Ackerman started training with the police but realized when his unit was assigned to provide security for the Super Bowl that he might be a liability in a crisis because he couldn’t carry a gun. The only way to do that legally was to become an officer.

In summer 2019, he juggled his crowded calendar to allow for 408 hours of police academy training. “That’s what he did for his summer vacation,” Amber Ackerman says. “Some of our friends teased him about it. They’d say, ‘What kind of midlife crisis is this?’ ”

Ackerman was not the oldest recruit—a handful of recently retired veterans were older—but he was the most unusual one. That was obvious when he failed the academy’s written exam for cardiopulmonary resuscitation (CPR) because he was absent due to being a speaker at an emergency medical conference in Las Vegas on the day of the test.

At first, Ackerman drove his Nissan Leaf to SWAT team training and had some Georgia Tech students help fabricate a gun safe in the back after a fellow officer pointed out that it probably wasn’t wise to store police property in a hatchback. As his gear and personal weapons increased, Ackerman purchased a retired Ford Interceptor SUV from a police department and installed secure storage. 

His SWAT training has brought him perspective about how and when firearms are used. He talks about “trigger discipline,” the way police and soldiers are taught not to keep their fingers on the trigger but close by instead, so they don’t fire reflexively.

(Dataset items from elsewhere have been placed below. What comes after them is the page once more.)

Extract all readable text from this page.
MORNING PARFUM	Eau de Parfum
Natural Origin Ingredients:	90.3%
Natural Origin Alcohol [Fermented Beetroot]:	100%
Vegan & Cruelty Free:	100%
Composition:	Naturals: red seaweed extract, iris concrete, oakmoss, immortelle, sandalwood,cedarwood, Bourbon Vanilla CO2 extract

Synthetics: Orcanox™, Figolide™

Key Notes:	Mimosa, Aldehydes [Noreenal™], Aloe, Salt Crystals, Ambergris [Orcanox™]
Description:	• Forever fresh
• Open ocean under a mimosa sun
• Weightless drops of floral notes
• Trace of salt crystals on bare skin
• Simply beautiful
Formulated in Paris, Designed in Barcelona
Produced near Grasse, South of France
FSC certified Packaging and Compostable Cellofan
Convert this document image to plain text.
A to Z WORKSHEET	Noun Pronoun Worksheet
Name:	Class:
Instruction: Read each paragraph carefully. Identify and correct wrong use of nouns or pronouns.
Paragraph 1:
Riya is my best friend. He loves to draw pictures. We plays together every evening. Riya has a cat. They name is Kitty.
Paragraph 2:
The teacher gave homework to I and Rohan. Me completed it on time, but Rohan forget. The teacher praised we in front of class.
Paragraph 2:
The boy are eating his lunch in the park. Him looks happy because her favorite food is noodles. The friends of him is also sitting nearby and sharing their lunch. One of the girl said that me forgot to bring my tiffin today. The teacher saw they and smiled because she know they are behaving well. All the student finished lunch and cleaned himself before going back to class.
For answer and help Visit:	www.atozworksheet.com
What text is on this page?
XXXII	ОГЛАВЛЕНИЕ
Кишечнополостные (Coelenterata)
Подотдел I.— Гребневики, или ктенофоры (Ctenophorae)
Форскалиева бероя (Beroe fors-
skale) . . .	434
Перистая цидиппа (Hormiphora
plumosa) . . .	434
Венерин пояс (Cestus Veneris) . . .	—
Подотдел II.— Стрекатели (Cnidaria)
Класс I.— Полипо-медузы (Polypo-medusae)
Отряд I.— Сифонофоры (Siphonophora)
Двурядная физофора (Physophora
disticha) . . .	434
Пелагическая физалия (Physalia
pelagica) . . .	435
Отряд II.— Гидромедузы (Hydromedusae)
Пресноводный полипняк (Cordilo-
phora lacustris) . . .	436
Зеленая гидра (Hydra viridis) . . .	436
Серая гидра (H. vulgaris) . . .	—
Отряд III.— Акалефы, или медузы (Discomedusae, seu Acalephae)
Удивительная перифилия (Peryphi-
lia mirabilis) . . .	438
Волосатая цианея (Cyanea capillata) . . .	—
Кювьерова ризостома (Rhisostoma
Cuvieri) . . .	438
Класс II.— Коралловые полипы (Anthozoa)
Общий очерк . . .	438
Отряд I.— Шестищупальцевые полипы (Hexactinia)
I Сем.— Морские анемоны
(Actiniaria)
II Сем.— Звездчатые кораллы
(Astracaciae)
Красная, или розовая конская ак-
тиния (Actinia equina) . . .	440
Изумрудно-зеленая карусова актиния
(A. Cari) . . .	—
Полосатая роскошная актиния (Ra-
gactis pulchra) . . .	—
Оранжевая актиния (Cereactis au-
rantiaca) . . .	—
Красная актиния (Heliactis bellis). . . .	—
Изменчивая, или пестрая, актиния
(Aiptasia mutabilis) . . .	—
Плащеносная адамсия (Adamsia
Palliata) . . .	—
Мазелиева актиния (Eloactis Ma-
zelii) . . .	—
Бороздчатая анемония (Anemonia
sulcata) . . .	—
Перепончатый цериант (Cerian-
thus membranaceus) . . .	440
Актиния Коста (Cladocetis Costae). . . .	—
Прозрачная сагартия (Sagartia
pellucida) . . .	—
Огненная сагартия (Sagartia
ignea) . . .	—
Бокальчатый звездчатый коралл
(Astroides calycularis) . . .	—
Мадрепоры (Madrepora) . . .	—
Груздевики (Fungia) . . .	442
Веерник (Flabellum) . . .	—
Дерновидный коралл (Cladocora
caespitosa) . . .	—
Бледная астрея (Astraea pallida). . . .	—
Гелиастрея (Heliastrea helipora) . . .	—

In a first-person article for the AMA Journal of Ethics, Ackerman described an experience that led him to believe he was doing some good. The SWAT team was sent to arrest a heavily armed suspect with a record of violent crime. After the police took the suspect into custody without incident, an officer told him, “Doc, when you’re here, it’s easier to keep my finger off the trigger.”

•••

Ackerman has participated in more than 90 SWAT team operations, typically high-risk warrants served in the pre-dawn hours when the chances of resistance and collateral damage are lowest.

In March 2022, Ackerman was awarded the department’s Medal of Honor, the highest honor the department grants. “This was in recognition of bravery and heroism while attempting to overcome a violent armed individual who had barricaded himself in a home with multiple firearms and explosives,” reads the notice from the American College of Emergency Medicine.

For the past two years, Amber Ackerman wasn’t sure which was riskier: her husband working in a public hospital ER during the coronavirus pandemic or him deploying with a SWAT team. 

“I’m not sure he tells me everything,” she says. “I’m not sure I want him to.”